The legal argument against the EPA plan, which is likely to find its way to the Supreme Court, centers on whether EPA can rely on emissions reductions from using less coal or natural gas and more renewables as a "best system of emissions reductions." In previous rules, those systems were seen as equipment that could be installed on smokestacks.

Court Chances Legal experts say the administration made a number of changes that will shore up its chances of surviving in court.

"It's much more legally defensible," said Mr Jody Freeman, a professor of law at Harvard University who supports the EPA's rule. "What EPA did in the final rule is really bolstering its case for why it has this authority." For states refusing to submit plans, it would be up to the EPA to come up with a plan to force power producers to reduce emissions.

Still, utilities such as Entergy Corp., PPL Corp. and FirstEnergy Corp. have been among the utilities opposing a wave of bills in state capitols that would let legislatures block plans to curb emissions. Those companies say they want the flexibility at the state level to figure out the best and cheapest way to reduce carbon emissions.

And the EPA will include an off-the-shelf carbon trading programme, something that would make it much easier for states to come up with plans to comply, analysts say.

"We expect modest carbon prices to become a reality as states gradually come around to the efficiency of pricing carbon in power prices as a way to reduce the risk over time," Mr Julien Dumoulin-Smith, an analyst at UBS AG, said in a research note.

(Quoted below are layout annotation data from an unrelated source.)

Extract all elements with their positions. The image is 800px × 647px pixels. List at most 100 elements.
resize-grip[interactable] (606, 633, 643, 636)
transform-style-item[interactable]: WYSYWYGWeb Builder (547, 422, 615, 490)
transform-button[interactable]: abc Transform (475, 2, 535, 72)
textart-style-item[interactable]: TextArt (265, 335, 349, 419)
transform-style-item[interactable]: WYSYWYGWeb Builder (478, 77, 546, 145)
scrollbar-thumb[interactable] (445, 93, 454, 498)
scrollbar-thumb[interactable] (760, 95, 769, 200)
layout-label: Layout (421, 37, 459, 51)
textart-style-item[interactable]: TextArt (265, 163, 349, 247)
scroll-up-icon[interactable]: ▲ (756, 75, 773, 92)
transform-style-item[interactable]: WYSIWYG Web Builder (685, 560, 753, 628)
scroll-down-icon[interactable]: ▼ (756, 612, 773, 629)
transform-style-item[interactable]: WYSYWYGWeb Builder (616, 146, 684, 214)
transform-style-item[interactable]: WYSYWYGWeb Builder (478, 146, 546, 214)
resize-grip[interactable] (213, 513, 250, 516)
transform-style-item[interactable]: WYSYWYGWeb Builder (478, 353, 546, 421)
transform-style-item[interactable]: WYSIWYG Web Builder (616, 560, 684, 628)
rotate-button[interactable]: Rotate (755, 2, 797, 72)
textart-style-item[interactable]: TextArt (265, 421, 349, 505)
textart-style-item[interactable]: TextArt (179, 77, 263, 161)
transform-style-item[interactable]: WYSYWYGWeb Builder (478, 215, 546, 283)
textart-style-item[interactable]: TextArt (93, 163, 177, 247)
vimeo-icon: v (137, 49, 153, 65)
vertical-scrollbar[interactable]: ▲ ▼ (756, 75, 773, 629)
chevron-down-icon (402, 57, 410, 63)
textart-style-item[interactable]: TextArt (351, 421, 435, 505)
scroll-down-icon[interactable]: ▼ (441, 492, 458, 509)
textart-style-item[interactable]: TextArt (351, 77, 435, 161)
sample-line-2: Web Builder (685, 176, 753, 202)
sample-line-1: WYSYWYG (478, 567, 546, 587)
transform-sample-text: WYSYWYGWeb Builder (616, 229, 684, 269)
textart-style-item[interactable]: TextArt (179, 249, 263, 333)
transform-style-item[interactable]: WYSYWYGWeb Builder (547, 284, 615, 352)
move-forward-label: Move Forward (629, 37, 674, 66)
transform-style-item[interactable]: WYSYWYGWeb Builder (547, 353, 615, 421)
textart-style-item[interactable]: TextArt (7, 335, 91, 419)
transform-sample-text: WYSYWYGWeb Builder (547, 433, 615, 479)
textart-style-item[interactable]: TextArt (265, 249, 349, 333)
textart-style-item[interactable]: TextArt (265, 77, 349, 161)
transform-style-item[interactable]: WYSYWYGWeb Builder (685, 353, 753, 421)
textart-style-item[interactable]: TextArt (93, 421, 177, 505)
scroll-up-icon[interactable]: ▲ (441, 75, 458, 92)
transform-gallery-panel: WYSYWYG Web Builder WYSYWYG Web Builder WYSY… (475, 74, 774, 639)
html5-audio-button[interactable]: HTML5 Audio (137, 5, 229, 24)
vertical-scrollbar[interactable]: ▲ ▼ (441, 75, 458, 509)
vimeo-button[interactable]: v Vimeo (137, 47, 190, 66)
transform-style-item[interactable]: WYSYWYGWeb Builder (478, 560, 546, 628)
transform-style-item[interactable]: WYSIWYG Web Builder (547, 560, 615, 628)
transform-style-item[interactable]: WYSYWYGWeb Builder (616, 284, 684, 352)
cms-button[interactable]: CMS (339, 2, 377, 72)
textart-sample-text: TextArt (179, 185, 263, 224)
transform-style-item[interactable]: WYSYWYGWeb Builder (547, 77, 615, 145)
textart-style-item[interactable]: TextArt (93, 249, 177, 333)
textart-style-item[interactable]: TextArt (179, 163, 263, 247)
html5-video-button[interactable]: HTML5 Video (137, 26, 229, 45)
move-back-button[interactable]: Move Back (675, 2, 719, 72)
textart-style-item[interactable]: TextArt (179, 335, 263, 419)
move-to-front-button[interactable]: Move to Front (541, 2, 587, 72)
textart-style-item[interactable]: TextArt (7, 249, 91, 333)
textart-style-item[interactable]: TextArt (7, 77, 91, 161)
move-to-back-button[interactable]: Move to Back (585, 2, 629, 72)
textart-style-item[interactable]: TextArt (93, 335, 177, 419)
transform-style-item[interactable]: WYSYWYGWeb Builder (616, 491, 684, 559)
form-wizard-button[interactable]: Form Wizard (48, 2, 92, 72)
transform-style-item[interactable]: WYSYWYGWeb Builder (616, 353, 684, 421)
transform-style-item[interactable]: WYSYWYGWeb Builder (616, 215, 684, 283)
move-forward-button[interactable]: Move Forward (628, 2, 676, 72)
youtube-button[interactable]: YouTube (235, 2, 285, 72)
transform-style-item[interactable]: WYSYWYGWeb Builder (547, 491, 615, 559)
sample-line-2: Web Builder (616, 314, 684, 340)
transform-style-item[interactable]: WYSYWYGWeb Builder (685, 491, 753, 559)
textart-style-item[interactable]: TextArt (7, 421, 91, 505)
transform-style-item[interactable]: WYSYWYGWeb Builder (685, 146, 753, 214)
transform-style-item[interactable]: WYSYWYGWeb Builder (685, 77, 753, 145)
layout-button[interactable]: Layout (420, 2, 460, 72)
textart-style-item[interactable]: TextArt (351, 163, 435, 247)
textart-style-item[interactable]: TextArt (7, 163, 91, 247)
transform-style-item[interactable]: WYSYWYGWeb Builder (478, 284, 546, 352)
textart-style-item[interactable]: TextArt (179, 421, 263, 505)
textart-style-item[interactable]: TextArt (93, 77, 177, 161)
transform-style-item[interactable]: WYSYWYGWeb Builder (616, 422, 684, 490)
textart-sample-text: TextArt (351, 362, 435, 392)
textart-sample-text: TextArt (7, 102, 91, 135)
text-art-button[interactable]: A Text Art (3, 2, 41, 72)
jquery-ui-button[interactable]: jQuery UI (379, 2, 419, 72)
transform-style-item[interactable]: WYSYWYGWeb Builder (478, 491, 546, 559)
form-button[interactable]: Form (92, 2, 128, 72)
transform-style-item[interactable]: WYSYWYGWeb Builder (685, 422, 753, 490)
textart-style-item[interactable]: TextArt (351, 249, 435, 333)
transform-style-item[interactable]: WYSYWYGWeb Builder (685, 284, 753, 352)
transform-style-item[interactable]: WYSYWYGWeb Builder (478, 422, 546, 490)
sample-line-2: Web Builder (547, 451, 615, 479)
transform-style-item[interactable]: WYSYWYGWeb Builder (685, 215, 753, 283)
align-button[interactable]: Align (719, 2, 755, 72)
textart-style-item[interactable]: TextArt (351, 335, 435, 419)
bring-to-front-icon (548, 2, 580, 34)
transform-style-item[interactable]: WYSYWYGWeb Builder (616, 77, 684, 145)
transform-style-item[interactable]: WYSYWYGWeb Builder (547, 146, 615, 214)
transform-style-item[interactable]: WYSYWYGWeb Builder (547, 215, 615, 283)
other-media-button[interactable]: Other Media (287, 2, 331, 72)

And, even in cases where state leaders refuse to play ball, the EPA has come out with a federal implementation plan that will apply to power producers there. Those plans might be more difficult and costly to implement, just as the online market for health insurance under Obamacare had massive glitches at first.

Just as with the health-care law, the success of this rule may be determined by Obama's successor. Democrat Hillary Clinton supports the plan, but the Republican field trashed it.

"The rule runs over state governments, will throw countless people out of work, and increases everyone's energy prices," Mr Jeb Bush said in a statement Sunday.

"Climate change will not be solved by grabbing power from states or slowly hollowing out our economy."